Start a Kubernetes Engine cluster

  1. In GCP console, on the top right toolbar, click the Open Cloud Shell button.
  2. Click Continue.
  3. For convenience, assign you to into an environment variable called MY_ZONE. At the Cloud Shell prompt, type this partial command:
export MY_ZONE=us-central1-a

4. Start a Kubernetes cluster managed by Kubernetes Engine. Name the cluster webfrontend and configure it to run 2 nodes:

gcloud container clusters create webfrontend --zone $MY_ZONE --num-nodes 2

5. It takes several minutes to create a cluster as Kubernetes Engine provisions virtual machines.

6. After the cluster is created, check installed version of Kubernetes using the kubectl version command:

kubectl version

7. The gcloud container clusters create command automatically authenticated kubectl.

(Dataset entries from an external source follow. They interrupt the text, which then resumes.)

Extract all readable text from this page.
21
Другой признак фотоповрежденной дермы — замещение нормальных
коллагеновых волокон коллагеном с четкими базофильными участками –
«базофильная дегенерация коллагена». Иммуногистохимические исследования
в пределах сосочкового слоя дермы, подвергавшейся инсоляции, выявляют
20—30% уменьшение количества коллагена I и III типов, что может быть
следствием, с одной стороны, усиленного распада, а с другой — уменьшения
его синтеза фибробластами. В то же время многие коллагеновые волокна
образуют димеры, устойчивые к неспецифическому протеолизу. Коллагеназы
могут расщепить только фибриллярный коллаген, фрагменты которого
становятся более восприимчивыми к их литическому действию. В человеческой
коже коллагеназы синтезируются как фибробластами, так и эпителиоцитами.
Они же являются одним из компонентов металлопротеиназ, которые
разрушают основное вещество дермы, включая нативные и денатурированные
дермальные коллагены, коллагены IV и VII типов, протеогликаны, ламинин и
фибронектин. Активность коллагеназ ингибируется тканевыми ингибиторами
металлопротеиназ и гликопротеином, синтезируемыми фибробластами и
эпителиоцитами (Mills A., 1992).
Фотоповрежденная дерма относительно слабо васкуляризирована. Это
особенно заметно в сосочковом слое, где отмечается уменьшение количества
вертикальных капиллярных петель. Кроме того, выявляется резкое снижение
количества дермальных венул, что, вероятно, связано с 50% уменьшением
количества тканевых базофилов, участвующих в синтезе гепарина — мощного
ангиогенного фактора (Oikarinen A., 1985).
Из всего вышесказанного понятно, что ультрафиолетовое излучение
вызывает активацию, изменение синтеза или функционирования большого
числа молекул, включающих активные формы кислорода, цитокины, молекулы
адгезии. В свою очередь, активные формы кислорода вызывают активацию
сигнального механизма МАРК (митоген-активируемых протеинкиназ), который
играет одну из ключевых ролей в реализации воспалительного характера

8. View running nodes in the GCP Console. On the Navigation menu, click Compute Engine > VM Instances. Kubernetes cluster is now ready for use

Run and deploy a container

  1. From Cloud Shell prompt, launch a single instance of the nginx container. (Nginx is a popular web server.)
kubectl create deploy nginx --image=nginx:1.17.10
  1. In Kubernetes, all containers run in pods. This use of the kubectl create command caused Kubernetes to create a deployment consisting of a single pod containing the nginx container. A Kubernetes deployment keeps a given number of pods up and running even in the event of failures among the nodes on which they run. In this command, we launched the default number of pods, which is 1.
  2. View the pod running the nginx container:
kubectl get pods
  1. Expose the nginx container to the Internet:
kubectl expose deployment nginx --port 80 --type LoadBalancer
  1. Kubernetes created a service and an external load balancer with a public IP address attached to it. The IP address remains the same for the life of the service. Any network traffic to that public IP address is routed to pods behind the service: in this case, the nginx pod.
  2. View the new service: You can use the displayed external IP address to test and contact the nginx container remotely.
kubectl get services

It may take a few seconds before the External-IP field is populated for service. This is normal. Just re-run the kubectl get services command every few seconds until the field is populated.

  1. Open a new web browser tab and paste your cluster’s external IP address into the address bar. The default home page of the Nginx browser is displayed.
  2. Scale up the number of pods running on your service:
    kubectl scale deployment nginx --replicas 3

    Scaling up a deployment is useful when you want to increase available resources for an application that is becoming more popular.
  3. Confirm that Kubernetes has updated the number of pods:
    kubectl get pods
  4. Confirm that your external IP address has not changed:
    kubectl get services
  5. Return to the web browser tab in which we viewed your cluster’s external IP address. Refresh the page to confirm that the nginx web server is still responding.